The authors of the recent American College of Medical Genetics and Genomics clinical practice resource on the care of adults with neurofibromatosis type 1 (NF1) (ref. 1) are to be commended for their comprehensive publication. However, an important comorbidity that affects patients with NF1 was left out and remains  generally underrecognized by clinicians: growth hormone (GH) excess leading to either clinical or subclinical gigantism or acromegaly. These two disorders represent a continuum of clinical manifestations and are distinguished by the status of the epiphyseal growth plates with respect to GH excess.

GH excess is generally a rare disease in children and adults and is  usually caused by a benign GH-secreting pituitary adenoma (somatotropinoma,  with co-secretion of prolactin or  PRL, it is referred to as "somatomammotropinoma"), pituitary hyperplasia secreting GH or PRL or both, or another  neuroendocrine tumor elsewhere,  releasing growth factors. GH excess likely affects patients with NF1 at higher rates, and across all ages, potentially increasing their oncological risk or growth of an existing tumor. This association was first recognized in the early 1900s and a few cases have been reported to date.2 In the largest study on children with NF1 and overgrowth, Cambiaso et al. found that 10% of their population with NF1 had abnormalities in their GH axis, consistent with GH excess.2 Interestingly, all of their affected patients had a tumor involving the optic chiasm, without pituitary involvement, as previously described.2 Optic pathway tumors (OPTs) are usually identified on magnetic resonance image (MRI) scans as a contrast enhancing mass. Although the mechanism underlying GH excess in NF1 is unknown, it has been postulated that loss of somatostatinergic inhibition from OPTs, particularly those involving the hypothalamic and sellar regions, leads to a dysregulated GH secretion pattern. Others have proposed the presence of overactive  GH-releasing  hormone (normally produced in the arcuate nucleus of the hypothalamus) in OPTs, although staining for this hormone was negative in some cases.

The diagnosis of GH excess in NF1 should be suspected in children with accelerated linear growth, clinical features of gigantism such as enlargement of the hands and feet, soft-tissue thickening, prognathism, coarse facial features, presence of OPTs, or worsening of clinical features such as neurofibromas, pain, or endocrinopathies. Adults with GH excess and NF1 may also present with progressive clinical or coarse features suggestive of acromegaly, or worsening neurofibromas, pain, or endocrinopathies. Although short adult height is an important characteristic of NF1, clinicians should not be deterred from screening short individuals with NF1 for GH excess, particularly if the aforementioned features of overgrowth exist.

Biochemical screening for GH excess in NF1 should follow existing guidelines for the diagnosis of gigantism and acromegaly. This includes measurement of serum IGF-1 and GH levels that can be paired in a random sample. Normal IGF-1 and GH levels may be encountered in patients with NF1 and suspected gigantism and/or acromegaly; in such cases, serial overnight GH sampling may be performed in specialized centers.3 GH excess is confirmed with elevated IGF-1 and lack of GH suppression to levels <1 ng/mL after the oral glucose tolerance test. Once confirmed, imaging of the pituitary, suprasellar, and optic tracts is recommended for evaluating pituitary lesions, hypothalamic infiltrations, or OPT, respectively.

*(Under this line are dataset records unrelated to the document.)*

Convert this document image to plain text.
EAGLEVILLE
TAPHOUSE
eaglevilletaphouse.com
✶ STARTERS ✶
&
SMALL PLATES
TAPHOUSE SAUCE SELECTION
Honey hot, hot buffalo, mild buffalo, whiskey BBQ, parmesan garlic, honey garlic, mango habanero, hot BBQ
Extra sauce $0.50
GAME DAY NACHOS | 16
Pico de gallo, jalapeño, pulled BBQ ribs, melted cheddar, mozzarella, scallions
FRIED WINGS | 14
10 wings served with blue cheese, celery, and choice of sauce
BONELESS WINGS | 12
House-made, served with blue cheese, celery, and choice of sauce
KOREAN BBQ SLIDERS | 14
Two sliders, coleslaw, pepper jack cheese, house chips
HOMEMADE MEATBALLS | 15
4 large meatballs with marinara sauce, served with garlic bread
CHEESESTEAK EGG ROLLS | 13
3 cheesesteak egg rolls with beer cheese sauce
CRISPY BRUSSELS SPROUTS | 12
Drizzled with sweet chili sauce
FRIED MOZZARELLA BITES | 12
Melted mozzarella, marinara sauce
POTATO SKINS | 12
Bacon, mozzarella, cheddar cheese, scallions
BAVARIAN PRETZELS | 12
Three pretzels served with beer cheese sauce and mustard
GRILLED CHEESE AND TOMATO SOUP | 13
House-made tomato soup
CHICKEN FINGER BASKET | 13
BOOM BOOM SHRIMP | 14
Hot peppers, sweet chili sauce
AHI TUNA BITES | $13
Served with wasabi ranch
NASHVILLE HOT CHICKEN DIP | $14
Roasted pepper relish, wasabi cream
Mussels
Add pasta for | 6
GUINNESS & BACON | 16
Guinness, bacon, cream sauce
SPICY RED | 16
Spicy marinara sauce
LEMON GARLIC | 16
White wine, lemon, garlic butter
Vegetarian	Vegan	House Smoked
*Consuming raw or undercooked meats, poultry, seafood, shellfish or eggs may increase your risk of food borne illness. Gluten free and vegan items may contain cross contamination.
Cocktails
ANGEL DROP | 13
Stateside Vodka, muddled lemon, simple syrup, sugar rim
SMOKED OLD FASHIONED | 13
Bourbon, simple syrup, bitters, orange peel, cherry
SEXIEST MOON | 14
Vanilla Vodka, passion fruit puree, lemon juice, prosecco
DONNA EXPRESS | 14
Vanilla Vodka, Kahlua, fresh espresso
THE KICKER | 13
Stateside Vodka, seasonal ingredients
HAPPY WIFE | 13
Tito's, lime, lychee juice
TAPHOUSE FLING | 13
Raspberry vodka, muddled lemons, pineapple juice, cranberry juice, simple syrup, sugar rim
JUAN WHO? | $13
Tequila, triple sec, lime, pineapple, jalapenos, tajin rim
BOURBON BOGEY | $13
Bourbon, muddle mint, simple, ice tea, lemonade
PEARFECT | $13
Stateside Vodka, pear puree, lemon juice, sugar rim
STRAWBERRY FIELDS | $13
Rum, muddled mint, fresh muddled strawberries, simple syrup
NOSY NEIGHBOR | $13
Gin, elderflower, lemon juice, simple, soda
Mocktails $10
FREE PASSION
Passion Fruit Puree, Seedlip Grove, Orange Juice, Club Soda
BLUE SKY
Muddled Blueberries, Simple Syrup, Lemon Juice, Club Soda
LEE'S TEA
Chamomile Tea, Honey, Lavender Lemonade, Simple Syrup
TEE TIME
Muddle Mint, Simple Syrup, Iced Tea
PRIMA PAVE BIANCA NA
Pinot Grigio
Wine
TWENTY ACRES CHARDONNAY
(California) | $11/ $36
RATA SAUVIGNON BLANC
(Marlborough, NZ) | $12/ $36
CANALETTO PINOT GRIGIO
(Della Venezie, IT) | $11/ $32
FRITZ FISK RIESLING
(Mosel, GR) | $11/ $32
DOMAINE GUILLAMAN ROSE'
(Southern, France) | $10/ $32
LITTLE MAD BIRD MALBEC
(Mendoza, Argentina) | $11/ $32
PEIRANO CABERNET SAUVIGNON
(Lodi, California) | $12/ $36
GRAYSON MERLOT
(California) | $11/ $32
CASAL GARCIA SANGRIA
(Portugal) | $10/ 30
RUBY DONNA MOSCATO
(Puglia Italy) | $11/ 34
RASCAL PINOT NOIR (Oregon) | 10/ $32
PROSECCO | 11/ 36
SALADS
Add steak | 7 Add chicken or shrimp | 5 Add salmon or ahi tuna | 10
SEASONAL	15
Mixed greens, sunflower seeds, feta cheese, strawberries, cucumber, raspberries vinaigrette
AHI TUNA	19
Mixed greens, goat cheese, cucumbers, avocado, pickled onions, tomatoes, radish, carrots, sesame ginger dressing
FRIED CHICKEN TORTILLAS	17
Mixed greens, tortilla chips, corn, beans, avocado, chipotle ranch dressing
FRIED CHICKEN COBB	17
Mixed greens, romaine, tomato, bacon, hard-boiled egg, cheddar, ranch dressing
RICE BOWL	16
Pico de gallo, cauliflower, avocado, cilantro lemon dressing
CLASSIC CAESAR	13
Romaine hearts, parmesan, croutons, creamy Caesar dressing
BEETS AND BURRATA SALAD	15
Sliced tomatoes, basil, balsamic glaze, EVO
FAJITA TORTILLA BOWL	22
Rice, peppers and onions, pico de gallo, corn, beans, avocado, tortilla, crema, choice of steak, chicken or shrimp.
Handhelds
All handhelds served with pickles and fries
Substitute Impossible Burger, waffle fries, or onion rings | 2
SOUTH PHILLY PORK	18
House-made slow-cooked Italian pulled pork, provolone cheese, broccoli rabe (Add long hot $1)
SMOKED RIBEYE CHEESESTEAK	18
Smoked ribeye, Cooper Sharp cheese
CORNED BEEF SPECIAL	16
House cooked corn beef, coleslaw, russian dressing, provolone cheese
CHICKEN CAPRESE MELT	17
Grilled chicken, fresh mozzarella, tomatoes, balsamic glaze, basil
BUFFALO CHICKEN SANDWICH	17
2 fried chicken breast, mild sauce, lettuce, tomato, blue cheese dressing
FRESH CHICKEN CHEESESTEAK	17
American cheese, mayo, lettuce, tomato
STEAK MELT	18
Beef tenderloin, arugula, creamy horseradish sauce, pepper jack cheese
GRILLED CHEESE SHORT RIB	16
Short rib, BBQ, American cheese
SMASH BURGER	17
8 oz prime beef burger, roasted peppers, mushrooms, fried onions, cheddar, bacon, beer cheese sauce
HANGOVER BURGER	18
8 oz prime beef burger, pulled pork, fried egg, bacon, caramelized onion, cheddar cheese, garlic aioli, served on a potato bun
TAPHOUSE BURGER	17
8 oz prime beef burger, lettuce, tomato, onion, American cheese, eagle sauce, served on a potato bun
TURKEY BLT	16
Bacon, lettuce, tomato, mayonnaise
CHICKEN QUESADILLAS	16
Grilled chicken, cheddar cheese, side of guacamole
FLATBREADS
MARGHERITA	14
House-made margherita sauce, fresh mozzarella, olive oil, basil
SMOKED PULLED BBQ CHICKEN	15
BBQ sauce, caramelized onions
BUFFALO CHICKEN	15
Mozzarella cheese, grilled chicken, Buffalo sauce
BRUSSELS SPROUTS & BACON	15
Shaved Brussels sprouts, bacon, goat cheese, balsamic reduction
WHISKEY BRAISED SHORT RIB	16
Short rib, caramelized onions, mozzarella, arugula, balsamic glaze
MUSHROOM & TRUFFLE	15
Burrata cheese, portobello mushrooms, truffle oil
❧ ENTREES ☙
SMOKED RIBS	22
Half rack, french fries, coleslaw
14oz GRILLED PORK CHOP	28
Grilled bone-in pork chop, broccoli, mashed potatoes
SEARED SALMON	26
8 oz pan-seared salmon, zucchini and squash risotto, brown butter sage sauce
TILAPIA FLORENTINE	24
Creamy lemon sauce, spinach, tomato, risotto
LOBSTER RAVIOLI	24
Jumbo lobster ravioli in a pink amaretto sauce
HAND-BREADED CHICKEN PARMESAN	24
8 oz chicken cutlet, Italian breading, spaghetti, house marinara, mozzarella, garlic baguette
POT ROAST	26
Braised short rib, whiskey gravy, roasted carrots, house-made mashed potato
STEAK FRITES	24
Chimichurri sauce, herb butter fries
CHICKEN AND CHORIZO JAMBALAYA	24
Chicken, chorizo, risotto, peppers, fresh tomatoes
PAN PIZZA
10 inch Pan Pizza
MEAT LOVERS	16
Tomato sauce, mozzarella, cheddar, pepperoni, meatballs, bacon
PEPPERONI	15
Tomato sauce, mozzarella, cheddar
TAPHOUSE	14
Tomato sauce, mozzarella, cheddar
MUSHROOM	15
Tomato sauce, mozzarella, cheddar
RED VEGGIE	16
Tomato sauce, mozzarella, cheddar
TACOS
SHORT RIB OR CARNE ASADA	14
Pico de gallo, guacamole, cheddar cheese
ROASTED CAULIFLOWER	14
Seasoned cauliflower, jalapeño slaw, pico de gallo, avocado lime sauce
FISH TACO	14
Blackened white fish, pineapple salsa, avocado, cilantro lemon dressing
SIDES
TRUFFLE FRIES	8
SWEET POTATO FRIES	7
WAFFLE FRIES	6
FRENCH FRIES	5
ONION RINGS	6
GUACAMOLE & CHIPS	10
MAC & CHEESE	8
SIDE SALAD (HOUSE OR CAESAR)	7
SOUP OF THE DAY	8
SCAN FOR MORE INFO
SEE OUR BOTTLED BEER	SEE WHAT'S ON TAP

Recently, we evaluated ten subjects with NF1 who were referred to the National Institutes of Health for workup of overgrowth.3 Six children (median age = 3.9 years, range 4–10), one adolescent, and three adults (median age = 33 years, range 29–52) with NF1 had GH excess that was confirmed by failure to suppress GH on oral glucose tolerance tests (n = 9) and frequent overnight sampling of GH levels (n = 6) (ref. 3). We showed pattern variability of serial overnight GH secretion in this group and confirmed a link between pituitary tumorigenesis, NF1, and GH excess.3 One adult subject had radiographic evidence of pituitary hyperplasia (voluminous pituitary gland) and overnight secretion of GH and PRL   (somatomammotroph hyperplasia),3 as also seen in McCune–Albright syndrome, Carney complex, and multiple endocrine neoplasia type 1. Our data underline the need for early recognition and investigation for gigantism or acromegaly in patients with NF1, including a careful and thorough investigation of the pituitary gland through imaging. Evaluation of GH excess in NF1 is a forgotten comorbidity that is important to address in clinical practice and future guidelines, which has screening and treatment implications for the management of children and adults with NF1.